Welcome to the Priesthood

I’ve been posed this question uncomfortably often lately: What can I do when there is nothing that I can do?

The answer to the question is, in fact, nothing. When there is nothing you can do, there is nothing you can do. So… welcome to the priesthood! This is the life that I’ve been inhabiting for six years now. 

I mean, I do a lot. I work at a resourced parish, so my work is creating and running programs, meeting newcomers, incorporating them into the community. I write sermons and celebrate the Eucharist, or I did, anyway, until recently. I officiate funerals and weddings. I teach courses about Scripture and run Bible studies. I go to meetings, sometimes days-long meetings about church polity (help me Jesus) and answer email. 

But when I’m not doing those things, I do nothing. 

When someone comes into my office with marital problems, I do nothing.

When someone comes into my office lost and confused about how their life turned out the way it did, I do nothing. 

When someone comes into my office with news of a terminal diagnosis, I do nothing.

When a family comes in to plan a funeral for their loved one who has just committed suicide, I do nothing.

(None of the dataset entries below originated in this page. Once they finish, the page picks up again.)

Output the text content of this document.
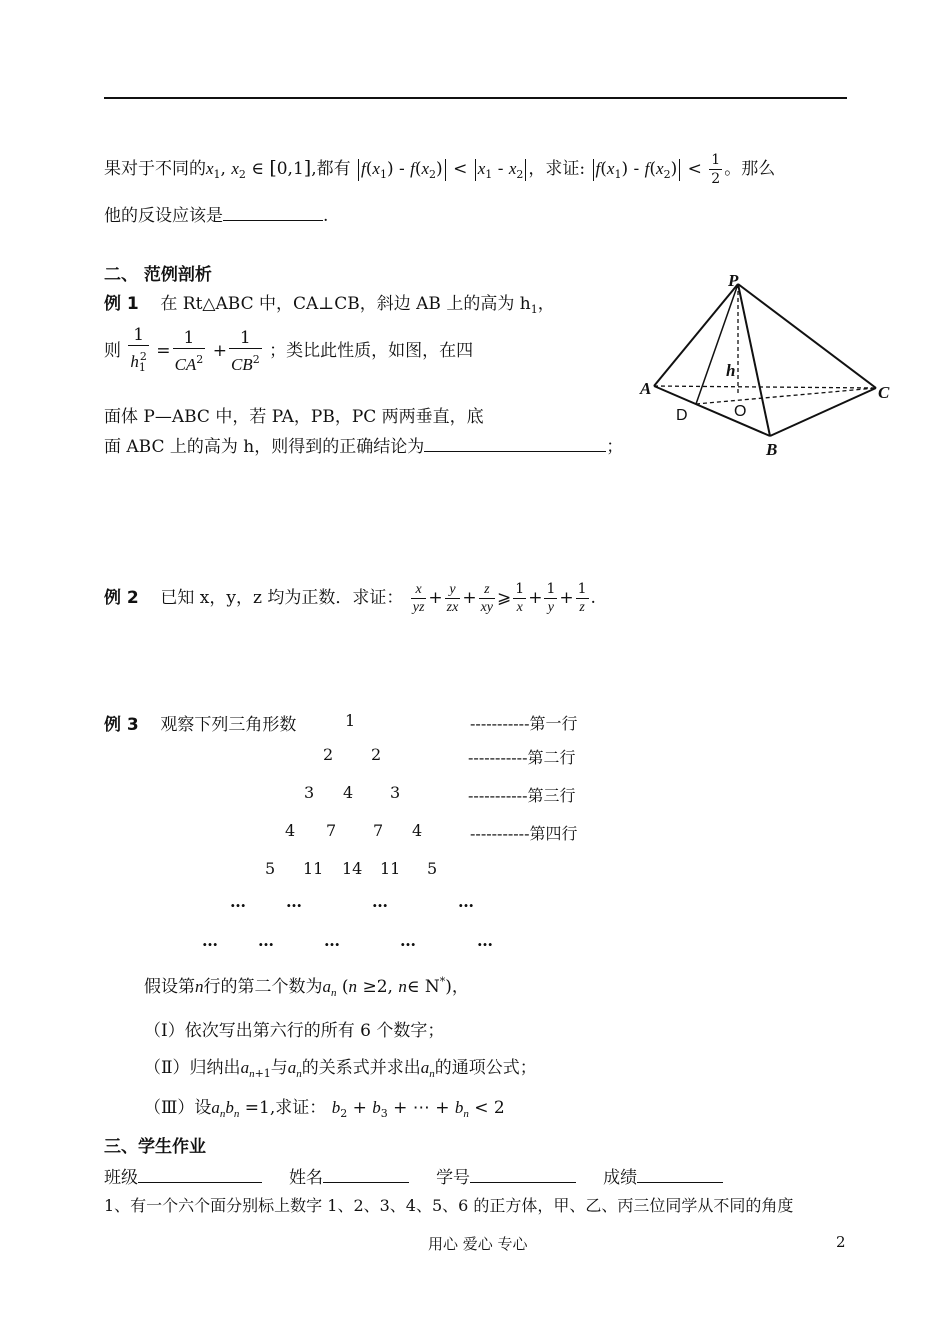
果对于不同的$x_1$, $x_2$ ∈ [0,1],都有 $f(x_1) - f(x_2) < x_1 - x_2$ ，求证: $f(x_1) - f(x_2) < \frac{1}{2}$ 。那么
他的反设应该是	.
二、 范例剖析
例 1 在 Rt△ABC 中，CA⊥CB，斜边 AB 上的高为 $h_1$，
则 $\frac{1}{h_1^2} = \frac{1}{CA^2} + \frac{1}{CB^2}$ ；类比此性质，如图，在四
面体 P—ABC 中，若 PA，PB，PC 两两垂直，底
面 ABC 上的高为 h，则得到的正确结论为	；
P
A
B
C
h
D	O
例 2 已知 x，y，z 均为正数．求证： $\frac{x}{yz} + \frac{y}{zx} + \frac{z}{xy}$ ⩾ $\frac{1}{x} + \frac{1}{y} + \frac{1}{z}$ .
例 3 观察下列三角形数	1	-----------第一行
2 2	-----------第二行
3 4 3	-----------第三行
4 7 7 4	-----------第四行
5 11 14 11 5
… …	…	…
… …	…	…	…
假设第n行的第二个数为$a_n$ (n ≥2, n∈ N*)，
（Ⅰ）依次写出第六行的所有 6 个数字；
（Ⅱ）归纳出$a_{n+1}$与$a_n$的关系式并求出$a_n$的通项公式；
（Ⅲ）设$a_nb_n =1$,求证： $b_2 + b_3$ + ⋯ + $b_n < 2$
三、学生作业
班级	姓名	学号	成绩
1、有一个六个面分别标上数字 1、2、3、4、5、6 的正方体，甲、乙、丙三位同学从不同的角度
用心 爱心 专心	2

Because there’s nothing I can do. I can’t fix the thing, even if I wanted to. And I want to. Oh how I long to fix the thing for these people I love so dearly. But it’s not in my power to fix. All too often, there is literally nothing I can do. 

As nothing is the only thing I can do, I do nothing. I listen. I hear them. I sit in the pain with them. I absorb the anxiety and the grief and the trauma, I let them fall apart. I watch the tears stream down their cheeks and I sit there, doing nothing. 

And somehow, grace beyond grace, my doing nothing does something. They walk out, lighter, unburdened. Although their painful circumstances have not changed, they have been seen and loved. The nothing makes space for something new to grow. 

By all means: if you can do something, please do something. But if you can only do nothing, do nothing. With all your heart.